Step-by-step explanation:
In this physics problem, we are asked to determine how long it will take Michael to catch up to Robert in a long-distance race. Michael starts 75 meters behind Robert. Robert runs at a constant velocity, but Michael accelerates at a constant rate, which will eventually allow him to catch up. To solve this, we use the kinematic equations for uniformly accelerated motion.
Let's denote the distance Michael needs to cover to catch Robert as d, Michael's initial velocity as vi (3.8 m/s), his acceleration as a (0.15 m/s2), and the time it takes to catch Robert as t. We'll also denote Robert's velocity as vr (4.2 m/s).

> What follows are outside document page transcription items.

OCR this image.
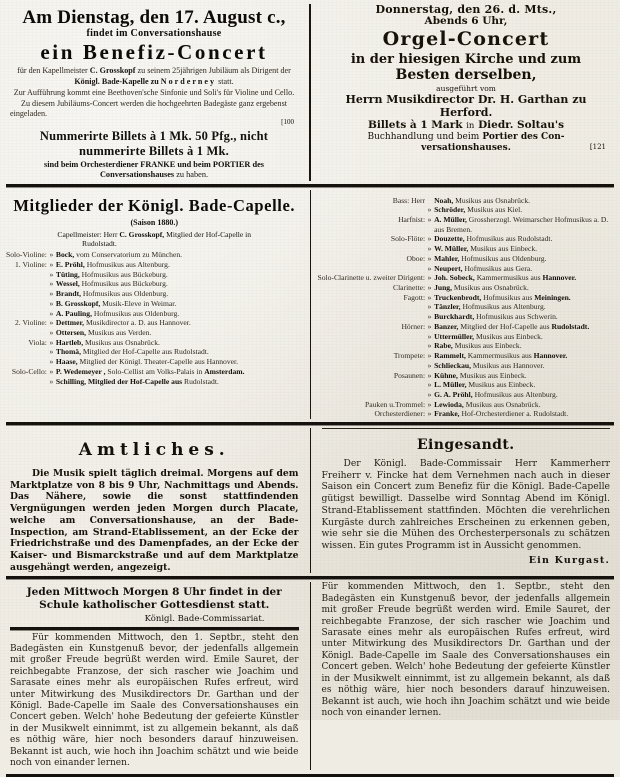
Am Dienstag, den 17. August c.,
findet im Conversationshause
ein Benefiz-Concert
für den Kapellmeister C. Grosskopf zu seinem 25jährigen Jubiläum als Dirigent der
Königl. Bade-Kapelle zu Norderney statt.
Zur Aufführung kommt eine Beethoven'sche Sinfonie und Soli's für Violine und Cello.
Zu diesem Jubiläums-Concert werden die hochgeehrten Badegäste ganz ergebenst
eingeladen.
[100
Nummerirte Billets à 1 Mk. 50 Pfg., nicht nummerirte Billets à 1 Mk.
sind beim Orchesterdiener FRANKE und beim PORTIER des Conversationshauses zu haben.
Donnerstag, den 26. d. Mts.,
Abends 6 Uhr,
Orgel-Concert
in der hiesigen Kirche und zum
Besten derselben,
ausgeführt vom
Herrn Musikdirector Dr. H. Garthan zu
Herford.
Billets à 1 Mark in Diedr. Soltau's
Buchhandlung und beim Portier des Con-
versationshauses.	[121
Mitglieder der Königl. Bade-Capelle.
(Saison 1880.)
Capellmeister: Herr C. Grosskopf, Mitglied der Hof-Capelle in
Rudolstadt.
Solo-Violine:	»	Bock, vom Conservatorium zu München.
1. Violine:	»	E. Pröhl, Hofmusikus aus Altenburg.
	»	Tüting, Hofmusikus aus Bückeburg.
	»	Wessel, Hofmusikus aus Bückeburg.
	»	Brandt, Hofmusikus aus Oldenburg.
	»	B. Grosskopf, Musik-Eleve in Weimar.
	»	A. Pauling, Hofmusikus aus Oldenburg.
2. Violine:	»	Dettmer, Musikdirector a. D. aus Hannover.
	»	Ottersen, Musikus aus Verden.
Viola:	»	Hartleb, Musikus aus Osnabrück.
	»	Thomä, Mitglied der Hof-Capelle aus Rudolstadt.
	»	Haase, Mitglied der Königl. Theater-Capelle aus Hannover.
Solo-Cello:	»	P. Wedemeyer , Solo-Cellist am Volks-Palais in Amsterdam.
	»	Schilling, Mitglied der Hof-Capelle aus Rudolstadt.
Bass: Herr		Noah, Musikus aus Osnabrück.
	»	Schröder, Musikus aus Kiel.
Harfnist:	»	A. Müller, Grossherzogl. Weimarscher Hofmusikus a. D. aus Bremen.
Solo-Flöte:	»	Douzette, Hofmusikus aus Rudolstadt.
	»	W. Müller, Musikus aus Einbeck.
Oboe:	»	Mahler, Hofmusikus aus Oldenburg.
	»	Neupert, Hofmusikus aus Gera.
Solo-Clarinette u. zweiter Dirigent:	»	Joh. Sobeck, Kammermusikus aus Hannover.
Clarinette:	»	Jung, Musikus aus Osnabrück.
Fagott:	»	Truckenbrodt, Hofmusikus aus Meiningen.
	»	Tänzler, Hofmusikus aus Altenburg.
	»	Burckhardt, Hofmusikus aus Schwerin.
Hörner:	»	Banzer, Mitglied der Hof-Capelle aus Rudolstadt.
	»	Uttermüller, Musikus aus Einbeck.
	»	Rabe, Musikus aus Einbeck.
Trompete:	»	Rammelt, Kammermusikus aus Hannover.
	»	Schlieckau, Musikus aus Hannover.
Posaunen:	»	Kühne, Musikus aus Einbeck.
	»	L. Müller, Musikus aus Einbeck.
	»	G. A. Pröhl, Hofmusikus aus Altenburg.
Pauken u.Trommel:	»	Lewioda, Musikus aus Osnabrück.
Orchesterdiener:	»	Franke, Hof-Orchesterdiener a. Rudolstadt.
Amtliches.
Die Musik spielt täglich dreimal. Morgens auf dem Marktplatze von 8 bis 9 Uhr, Nachmittags und Abends. Das Nähere, sowie die sonst stattfindenden Vergnügungen werden jeden Morgen durch Placate, welche am Conversationshause, an der Bade-Inspection, am Strand-Etablissement, an der Ecke der Friedrichstraße und des Damenpfades, an der Ecke der Kaiser- und Bismarckstraße und auf dem Marktplatze ausgehängt werden, angezeigt.
Eingesandt.
Der Königl. Bade-Commissair Herr Kammerherr Freiherr v. Fincke hat dem Vernehmen nach auch in dieser Saison ein Concert zum Benefiz für die Königl. Bade-Capelle gütigst bewilligt. Dasselbe wird Sonntag Abend im Königl. Strand-Etablissement stattfinden. Möchten die verehrlichen Kurgäste durch zahlreiches Erscheinen zu erkennen geben, wie sehr sie die Mühen des Orchesterpersonals zu schätzen wissen. Ein gutes Programm ist in Aussicht genommen.
Ein Kurgast.
Jeden Mittwoch Morgen 8 Uhr findet in der Schule katholischer Gottesdienst statt.
Königl. Bade-Commissariat.
Für kommenden Mittwoch, den 1. Septbr., steht den Badegästen ein Kunstgenuß bevor, der jedenfalls allgemein mit großer Freude begrüßt werden wird. Emile Sauret, der reichbegabte Franzose, der sich rascher wie Joachim und Sarasate eines mehr als europäischen Rufes erfreut, wird unter Mitwirkung des Musikdirectors Dr. Garthan und der Königl. Bade-Capelle im Saale des Conversationshauses ein Concert geben. Welch' hohe Bedeutung der gefeierte Künstler in der Musikwelt einnimmt, ist zu allgemein bekannt, als daß es nöthig wäre, hier noch besonders darauf hinzuweisen. Bekannt ist auch, wie hoch ihn Joachim schätzt und wie beide noch von einander lernen.
Für kommenden Mittwoch, den 1. Septbr., steht den Badegästen ein Kunstgenuß bevor, der jedenfalls allgemein mit großer Freude begrüßt werden wird. Emile Sauret, der reichbegabte Franzose, der sich rascher wie Joachim und Sarasate eines mehr als europäischen Rufes erfreut, wird unter Mitwirkung des Musikdirectors Dr. Garthan und der Königl. Bade-Capelle im Saale des Conversationshauses ein Concert geben. Welch' hohe Bedeutung der gefeierte Künstler in der Musikwelt einnimmt, ist zu allgemein bekannt, als daß es nöthig wäre, hier noch besonders darauf hinzuweisen. Bekannt ist auch, wie hoch ihn Joachim schätzt und wie beide noch von einander lernen.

As Robert is running at a constant velocity, the distance he covers in time t is:
dr = vr × t
As Michael is accelerating, the distance he covers is governed by the following equation:
dm = vi × t + 0.5 × a × t2
Michael needs to cover his initial 75-meter deficit plus the distance that Robert runs in the same time, therefore:
75 + dr = dm
75 + vr × t = vi × t + 0.5 × a × t2
Now we just insert the values (75 + 4.2 × t = 3.8 × t + 0.5 × 0.15 × t2) and solve the quadratic equation for t to find the time it will take Michael to catch Robert.